- The Washington Times - Monday, February 9, 2004

ST. PAUL, Minn. — The angry exchanges between NHL management and the players union over the All-Star weekend revealed a split so deep the sides can’t agree on the most fundamental issue: whether the league is losing money.

That argument illustrates just how little trust exists between the league and the players union. The two sides remain worlds apart on the future economic structure of the NHL, even as its labor agreement spirals toward a Sept.15 expiration date.

“We can’t get to a full agreement as to what the business is,” Ted Saskin, NHL Players Association senior director of business affairs, said yesterday.

NHL officials say the league is losing $300million a year, the cumulative loss built up by the vast majority of franchises. The Buffalo Sabres and Ottawa Senators filed for bankruptcy protection last year, a fate several other clubs narrowly averted. The losses have accelerated, league officials say, because the clubs collectively pay out 76 percent of their revenues in player salaries. That figure is close to 60 percent in the other major sports leagues.

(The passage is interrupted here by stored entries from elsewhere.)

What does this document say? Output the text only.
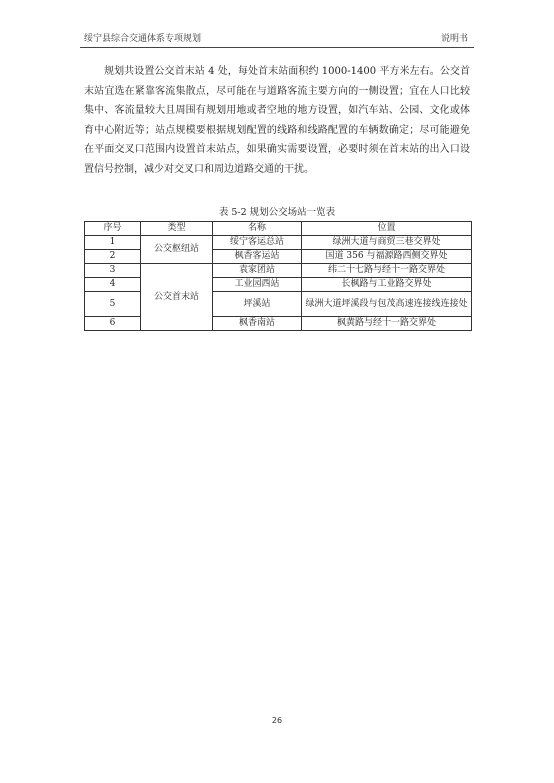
绥宁县综合交通体系专项规划	说明书

规划共设置公交首末站 4 处，每处首末站面积约 1000-1400 平方米左右。公交首末站宜选在紧靠客流集散点，尽可能在与道路客流主要方向的一侧设置；宜在人口比较集中、客流量较大且周围有规划用地或者空地的地方设置，如汽车站、公园、文化或体育中心附近等；站点规模要根据规划配置的线路和线路配置的车辆数确定；尽可能避免在平面交叉口范围内设置首末站点，如果确实需要设置，必要时须在首末站的出入口设置信号控制，减少对交叉口和周边道路交通的干扰。

表 5-2 规划公交场站一览表
序号	类型	名称	位置
1	公交枢纽站	绥宁客运总站	绿洲大道与商贸三巷交界处
2		枫香客运站	国道 356 与福源路西侧交界处
3	公交首末站	袁家团站	纬二十七路与经十一路交界处
4		工业园西站	长枫路与工业路交界处
5		坪溪站	绿洲大道坪溪段与包茂高速连接线连接处
6		枫香南站	枫黄路与经十一路交界处
26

The union says the financial numbers are inaccurate and that the league underreports many key revenue sources, such as luxury seating and broadcast contracts. More than five months of squabbling on this one issue, mostly through the media, has produced no movement toward a resolution.

The battleground in this particular dispute is the Unified Report of Operations (URO). In this document, each team provided the league a financial statement similar to the quarterly and annual reports filed by publicly traded corporations. The league forwarded these URO documents to the union in an effort to make its case for salary restraints in the next labor deal.

“We have shared with the union URO reports for the past five years, and not once have they had an issue with the general findings,” said Bill Daly, NHL executive vice president. “There have been disputes on a few particular clubs, but they have accepted the methodology.”

The union does not fundamentally disagree with the NHL’s characterization of the league as a business that generates roughly $2billion a year in gross revenues. But a detailed union review of four of the 30 individual franchise URO reports found $52million in unreported income that Saskin says should have been included.

If that $13 million a team average held true across the entire NHL, the union says, there would be an additional $390million of unreported income that should be part of any discussion of player compensation. The union has not yet studied the other 26 team URO files in the same fashion.

More troubling to the union, Saskin says the URO documents do not include any supplemental data and fail to explain how key figures were determined. Nor do they account for legal accounting moves like reporting portions of income from a hockey club under a separate but related entity such as a holding company or arena management firm, Saskin says.

In one example, several players said the Chicago Blackhawks reported zero income in its URO from its large, sold-out battery of luxury suites.

“I laugh when [the NHL] talks about financial transparency,” Saskin said. “The URO is an unaudited, voluntary system. The best example I can make of this if you had the option to file your taxes with the government, and in it, you could base it on what you wanted to tell them. Some teams will be honest and give a full picture of what’s happening. Others will use other criteria.”

On Saturday, NHL Commissioner Gary Bettman said he remains confident the union understands the depth of the league’s financial problems, regardless of what union leaders say publicly. In time, Bettman says, players will respond to the call for economic change.

Yesterday, the back and forth sniping simply continued, giving hockey fans little hope NHL teams will be playing when the beginning of the 2004-05 season arrives in October.

“Frankly, I’m perplexed by a number of things Gary says,” Saskin said.